Adobe has released a security update for Adobe Campaign Classic. This update addresses vulnerabilities rated Critical, Important and Moderate that could result in arbitrary code execution.
|Adobe Campaign Classic
||18.10.5-8984 (and earlier versions)||Windows and Linux|
Adobe categorizes these updates with the following priority rating and recommends users update their installation to the newest version:
|Product||Updated version||Platform||Priority rating||Availability|
|Adobe Campaign||19.1.4-9031||Windows and Linux||3||Release Notes
|Vulnerability Category||Vulnerability Impact||Severity||CVE Number|
|Insufficient input validation||Information Disclosure||Important||CVE-2019-7843|
|Improper error handling||Information Disclosure||Moderate||CVE-2019-7846|
|Inadequate access control||Information Disclosure||Moderate||CVE-2019-7848|
|Command injection||Arbitrary Code Execution||Critical||CVE-2019-7850|
Adobe would like to thank Olivier Guerra of Aon's Cyber Solutions for reporting this issue (CVE-2019-7843) and for working with Adobe to help protect our customers.
June 14, 2019: Removed reference to CVE-2019-7849. This CVE was erroneously included in the original bulletin content.
July 31, 2019: Changed updated version from 19.1.1-9026 to 19.1.4-9031 due to regression in the former.

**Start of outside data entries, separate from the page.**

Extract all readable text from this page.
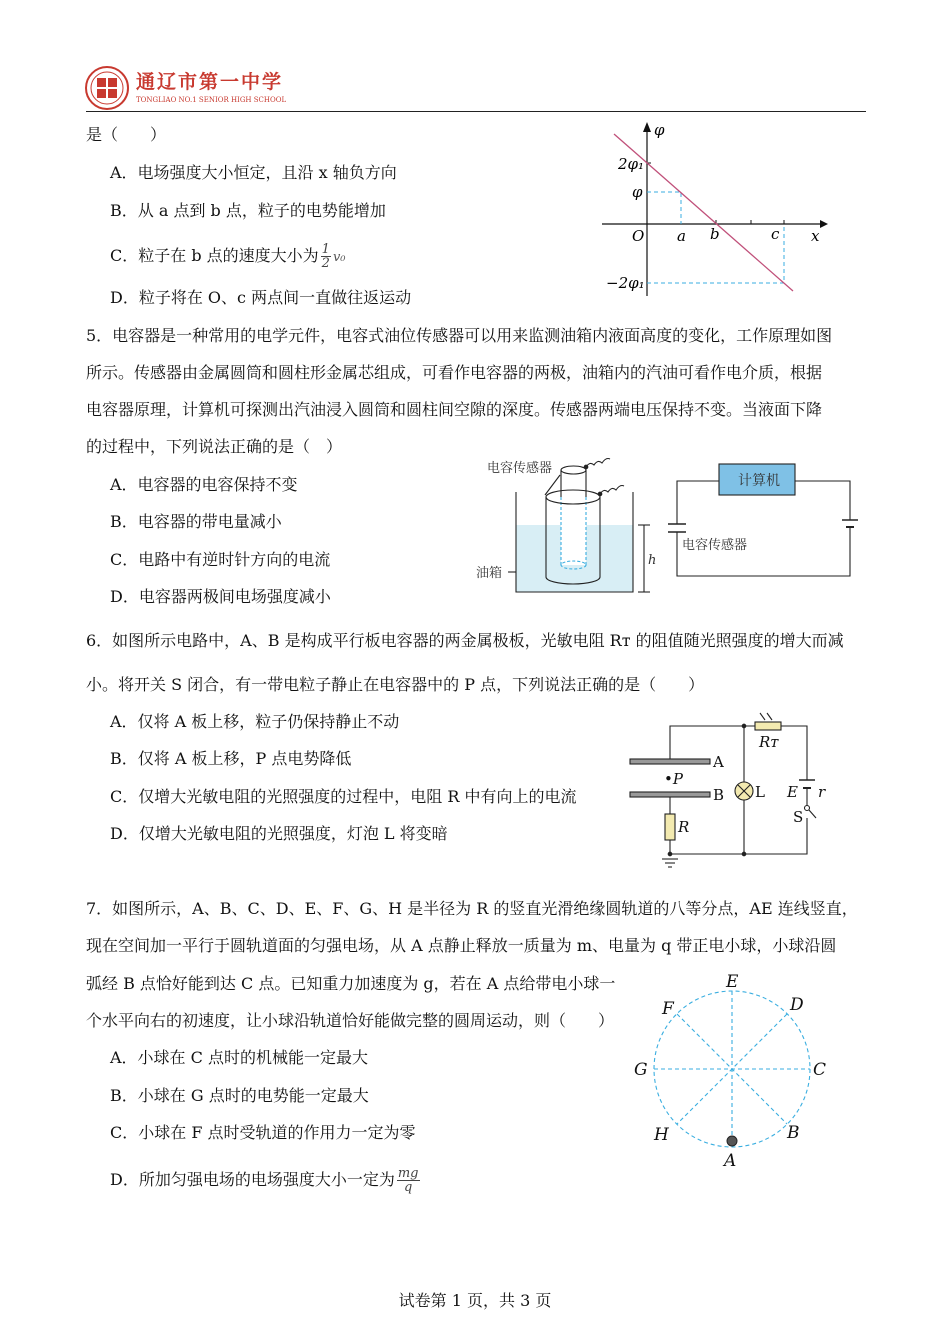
φ
2φ₁
φ
O a b	c x
−2φ₁
电容传感器
油箱
h
计算机
电容传感器
A
B
•P
R
Rᴛ
L E r
S
E
D
F
G	C
H	B
A
通辽市第一中学
TONGLIAO NO.1 SENIOR HIGH SCHOOL
是（　　）
A．电场强度大小恒定，且沿 x 轴负方向
B．从 a 点到 b 点，粒子的电势能增加
C．粒子在 b 点的速度大小为 $\frac{1}{2} v_0$
D．粒子将在 O、c 两点间一直做往返运动
5．电容器是一种常用的电学元件，电容式油位传感器可以用来监测油箱内液面高度的变化，工作原理如图
所示。传感器由金属圆筒和圆柱形金属芯组成，可看作电容器的两极，油箱内的汽油可看作电介质，根据
电容器原理，计算机可探测出汽油浸入圆筒和圆柱间空隙的深度。传感器两端电压保持不变。当液面下降
的过程中，下列说法正确的是（　）
A．电容器的电容保持不变
B．电容器的带电量减小
C．电路中有逆时针方向的电流
D．电容器两极间电场强度减小
6．如图所示电路中，A、B 是构成平行板电容器的两金属极板，光敏电阻 Rᴛ 的阻值随光照强度的增大而减
小。将开关 S 闭合，有一带电粒子静止在电容器中的 P 点，下列说法正确的是（　　）
A．仅将 A 板上移，粒子仍保持静止不动
B．仅将 A 板上移，P 点电势降低
C．仅增大光敏电阻的光照强度的过程中，电阻 R 中有向上的电流
D．仅增大光敏电阻的光照强度，灯泡 L 将变暗
7．如图所示，A、B、C、D、E、F、G、H 是半径为 R 的竖直光滑绝缘圆轨道的八等分点，AE 连线竖直，
现在空间加一平行于圆轨道面的匀强电场，从 A 点静止释放一质量为 m、电量为 q 带正电小球，小球沿圆
弧经 B 点恰好能到达 C 点。已知重力加速度为 g，若在 A 点给带电小球一
个水平向右的初速度，让小球沿轨道恰好能做完整的圆周运动，则（　　）
A．小球在 C 点时的机械能一定最大
B．小球在 G 点时的电势能一定最大
C．小球在 F 点时受轨道的作用力一定为零
D．所加匀强电场的电场强度大小一定为 $\frac{mg}{q}$
试卷第 1 页，共 3 页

August 15, 2019: Updated Severity of CVE-2019-7850 to Critical.
August 19, 2019: Removed references to CVE-2019-7941 & CVE-2019-7847. These CVEs were erroneously included in the original bulletin content.
May 14, 2020: Modified the summary to reflect the critical, important and moderate severity vulnerabilities referenced in this bulletin.